The key issue is that students are doing the minimum, and their study is about achieving career success.
Loble spoke of the change in expectations of students: “Students have redefined the idea of completion.
"It’s not necessarily finishing an entire course that matters anymore.
"They want the piece of paper, but they only want it for those skills that will actually matter to them and their career.”
There was a general position that students need to identify the career and skills they want, and then the education institutions will package solutions to meet that need.
Such a position is highly dependent on students being able to identify the jobs they want and the skills they need in a labour market that is undergoing massive transformation.

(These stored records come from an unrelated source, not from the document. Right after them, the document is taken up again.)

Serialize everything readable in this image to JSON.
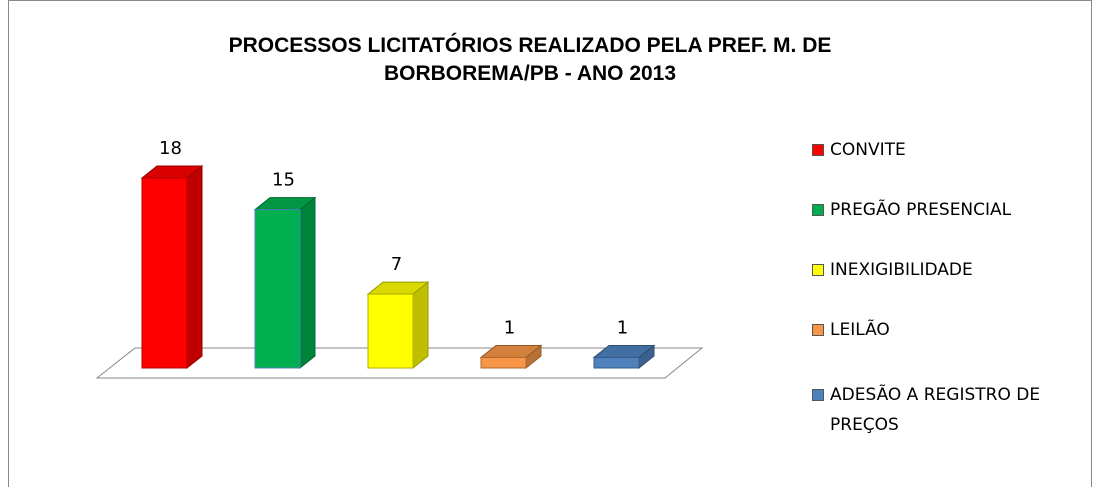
{
  "chart_data": {
    "type": "bar",
    "title": "PROCESSOS LICITATÓRIOS REALIZADO PELA PREF. M. DE BORBOREMA/PB - ANO 2013",
    "categories": [
      "CONVITE",
      "PREGÃO PRESENCIAL",
      "INEXIGIBILIDADE",
      "LEILÃO",
      "ADESÃO A REGISTRO DE PREÇOS"
    ],
    "values": [
      18,
      15,
      7,
      1,
      1
    ],
    "colors": [
      "#ff0000",
      "#00b050",
      "#ffff00",
      "#f79646",
      "#4f81bd"
    ],
    "legend": "right"
  }
}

“The US is a bellwether for Australia," ACS CEO Andrew Johnson said.
"There are 27.5 million businesses in the United States compared to Australia’s two million, and 99.9 percent of US businesses are defined as small.
"What we are hearing from policy commentators at CES is that all new net job growth in the US comes from new businesses and start-up firms, while there is a growing trend towards self-employment.
"This will have significant implications for education models to identify the knowledge and skills needs that are aligned with career aspirations," Johnson continued.
"Not all education institutions will be able to focus on preparing for students for the traditional firm of an industrialised era.”
ACS President Anthony Wong commented, “Notions of traditional professions and disciplines are converging to create new roles incorporating digital and technological skills in the Digital Age.
"This will provide challenges for education institutions to ensure they remain relevant”.
Wong went on to say, “We have been observing these trends for a while and I am pleased to say that ACS is ahead of the curve.
"Over the past 12 months, the core body of knowledge for the IT profession has undergone an extensive consultation process and will be publicly released before the end of January 2016.
"The new framework is flexible and empowers universities to identify and respond to unique market characteristics to ensure their graduates succeed in the digital future.
"Millennials as the new consumers are increasingly selective when it comes to ROI considerations for their time invested while pursuing an education.”